As AFL-CIO President Richard Trumka argues:
Flawed trade and tax policies and a financial system focused on short-term profits drove good jobs offshore, led to record trade deficits, and left the economy in ruins. With the manufacturing share of gross domestic product withering to 12 percent (from 15.9 percent in 1995) and the financial sector growing to 22 percent, the structure of the U.S. economy looks more like Monaco than Germany. This growth model of asset bubbles, low wages, credit pyramids, toxic assets and unregulated out-of-control global capital has been a recipe for disaster.

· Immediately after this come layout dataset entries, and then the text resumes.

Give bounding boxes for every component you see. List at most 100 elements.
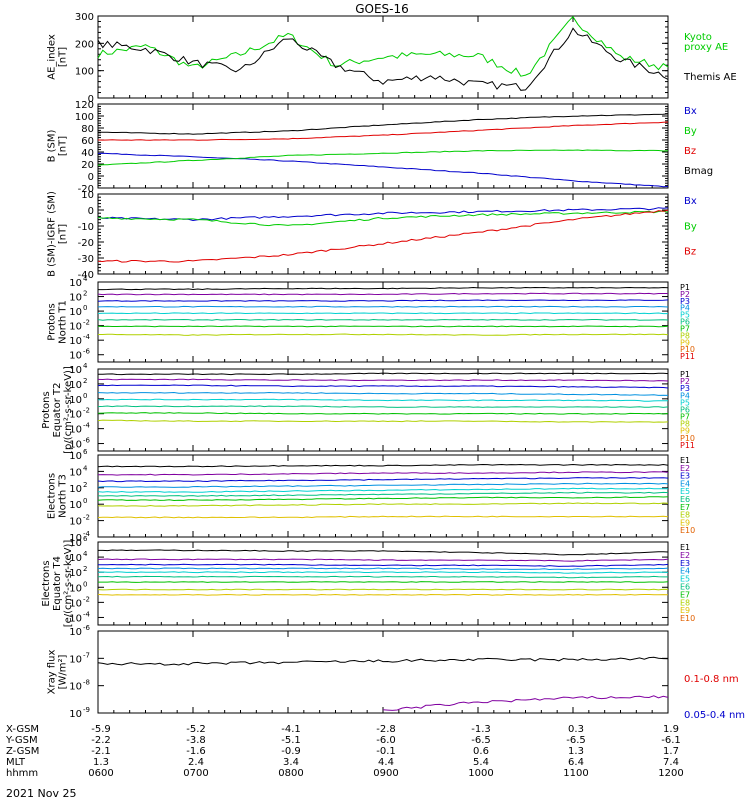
ytick-label-bsm: 120: [75, 100, 94, 111]
series-bsm-bx: [97, 152, 669, 188]
xaxis-tick-y_gsm: -2.2: [91, 735, 111, 746]
series-ee-e9: [97, 593, 669, 596]
legend-pe: P11: [680, 441, 695, 450]
xaxis-tick-hhmm: 0800: [278, 768, 303, 779]
panel-frame-xr: [97, 630, 669, 714]
legend-pn: P8: [680, 331, 690, 340]
ytick-label-xr: 10: [69, 627, 82, 638]
series-bsm-bmag: [97, 113, 669, 135]
xaxis-tick-z_gsm: -1.6: [186, 746, 206, 757]
ylabel-bigrf: [nT]: [58, 224, 69, 244]
ylabel-bsm: B (SM): [47, 129, 58, 162]
ytick-exp-pn: -2: [83, 319, 90, 327]
ytick-label-en: 10: [69, 451, 82, 462]
series-bsm-bz: [97, 121, 669, 141]
ytick-exp-ee: 2: [83, 565, 87, 573]
ytick-label-ee: 10: [69, 598, 82, 609]
legend-ae: Kyoto: [684, 32, 712, 43]
legend-pe: P4: [680, 391, 690, 400]
ylabel-bigrf: B (SM)-IGRF (SM): [47, 191, 58, 277]
ytick-label-pn: 10: [69, 336, 82, 347]
legend-en: E10: [680, 526, 695, 535]
series-pn-p2: [97, 292, 668, 296]
ylabel-pn: North T1: [58, 300, 69, 344]
series-bigrf-bz: [97, 209, 669, 263]
series-en-e1: [97, 463, 669, 468]
series-en-e2: [97, 471, 669, 476]
ytick-exp-pe: -2: [83, 407, 90, 415]
xaxis-tick-z_gsm: 1.7: [663, 746, 679, 757]
ytick-exp-xr: -9: [83, 706, 90, 714]
ytick-label-pn: 10: [69, 351, 82, 362]
xaxis-tick-y_gsm: -3.8: [186, 735, 206, 746]
legend-bigrf: Bz: [684, 247, 696, 258]
ytick-label-pe: 10: [69, 440, 82, 451]
panel-bigrf: -40 -30 -20 -10 0 10 B (SM)-IGRF (SM) [nT] Bx By B…: [47, 190, 697, 281]
xaxis-tick-z_gsm: -0.1: [376, 746, 396, 757]
legend-pn: P5: [680, 311, 690, 320]
legend-en: E2: [680, 464, 690, 473]
legend-pn: P9: [680, 338, 690, 347]
ylabel-pe: [p/(cm²-s-sr-keV)]: [63, 366, 74, 454]
xaxis-row-label: Z-GSM: [6, 746, 39, 757]
series-en-e8: [97, 502, 669, 507]
xaxis-tick-y_gsm: -6.5: [566, 735, 586, 746]
legend-bsm: By: [684, 126, 697, 137]
legend-pn: P10: [680, 345, 695, 354]
ytick-exp-xr: -8: [83, 679, 90, 687]
legend-pe: P1: [680, 370, 690, 379]
xaxis-tick-z_gsm: 1.3: [568, 746, 584, 757]
xaxis-tick-mlt: 5.4: [473, 757, 489, 768]
ylabel-en: Electrons: [47, 473, 58, 519]
ylabel-ee: Electrons: [41, 560, 52, 606]
legend-ee: E2: [680, 551, 690, 560]
legend-pe: P9: [680, 427, 690, 436]
xaxis-tick-mlt: 7.4: [663, 757, 679, 768]
ytick-label-bsm: 100: [75, 112, 94, 123]
ytick-exp-ee: -2: [83, 595, 90, 603]
ytick-label-ae: 300: [75, 12, 94, 23]
series-en-e3: [97, 477, 669, 483]
series-en-e9: [97, 515, 669, 519]
legend-en: E4: [680, 479, 690, 488]
ytick-label-pn: 10: [69, 278, 82, 289]
legend-xr: 0.05-0.4 nm: [684, 710, 745, 721]
ytick-label-bsm: 0: [88, 172, 94, 183]
xaxis-tick-y_gsm: -6.1: [661, 735, 681, 746]
series-pe-p6: [97, 405, 669, 408]
series-pe-p2: [97, 378, 669, 382]
ytick-label-pn: 10: [69, 307, 82, 318]
ytick-exp-ee: 0: [83, 580, 87, 588]
ytick-label-en: 10: [69, 533, 82, 544]
legend-ee: E1: [680, 543, 690, 552]
legend-pe: P10: [680, 434, 695, 443]
ytick-label-pn: 10: [69, 322, 82, 333]
ytick-label-ee: 10: [69, 538, 82, 549]
legend-pe: P7: [680, 413, 690, 422]
ytick-label-bigrf: -40: [78, 270, 94, 281]
ylabel-pe: Protons: [41, 391, 52, 428]
legend-en: E8: [680, 511, 690, 520]
xaxis-tick-hhmm: 0700: [183, 768, 208, 779]
series-en-e6: [97, 491, 669, 497]
xaxis-tick-mlt: 4.4: [378, 757, 394, 768]
legend-pn: P7: [680, 324, 690, 333]
ylabel-ae: [nT]: [58, 47, 69, 67]
ytick-label-bsm: 20: [81, 160, 94, 171]
xaxis-tick-x_gsm: -1.3: [471, 724, 491, 735]
ytick-label-bsm: -20: [78, 184, 94, 195]
legend-ee: E5: [680, 575, 690, 584]
series-ae-kyoto-proxy-ae: [97, 15, 669, 77]
legend-pn: P6: [680, 318, 690, 327]
series-ee-e1: [98, 549, 669, 556]
xaxis-tick-x_gsm: 0.3: [568, 724, 584, 735]
ytick-label-ee: 10: [69, 568, 82, 579]
legend-pe: P5: [680, 398, 690, 407]
xaxis-tick-hhmm: 1200: [658, 768, 683, 779]
ytick-exp-pe: 0: [83, 392, 87, 400]
ylabel-ae: AE_index: [47, 34, 58, 80]
ytick-label-bigrf: 10: [81, 190, 94, 201]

There is a reason every other developed and advanced developing nation has a manufacturing strategy. Most governments see manufacturing as key to long-term growth, and they target investment in industries and technology. In contrast, our government abandoned strategy to market forces and left workers and communities hanging without a safety net.
However, if we just regulate Wall Street alone, we will not be able to grow a good economy. We must invest in manufacturing. Scott Paul, executive director of the Alliance for American Manufacturing, puts it this way:
But chalking up the blame to a few bad apples on Wall Street and their risky financial instruments, and responding by simply providing appropriate regulation in the financial services sector, will ultimately be unsatisfying. There are much deeper, structural issues which must be urgently addressed. Otherwise, the absurd positive feedback loop will continue: consumer debt, subsidized Chinese imports, American job loss and factory closures, the growing U.S. current account deficit, burgeoning Chinese currency reserves reinvested in American debt…These will only inflate new bubbles and reinforce our current problems.
We must both re-regulate the financial markets and re-create our manufacturing base to ensure an economy that works for everyone. Otherwise, we will simply borrow and borrow more and inflate asset bubbles that leave us deeper and deeper in financial crisis every time.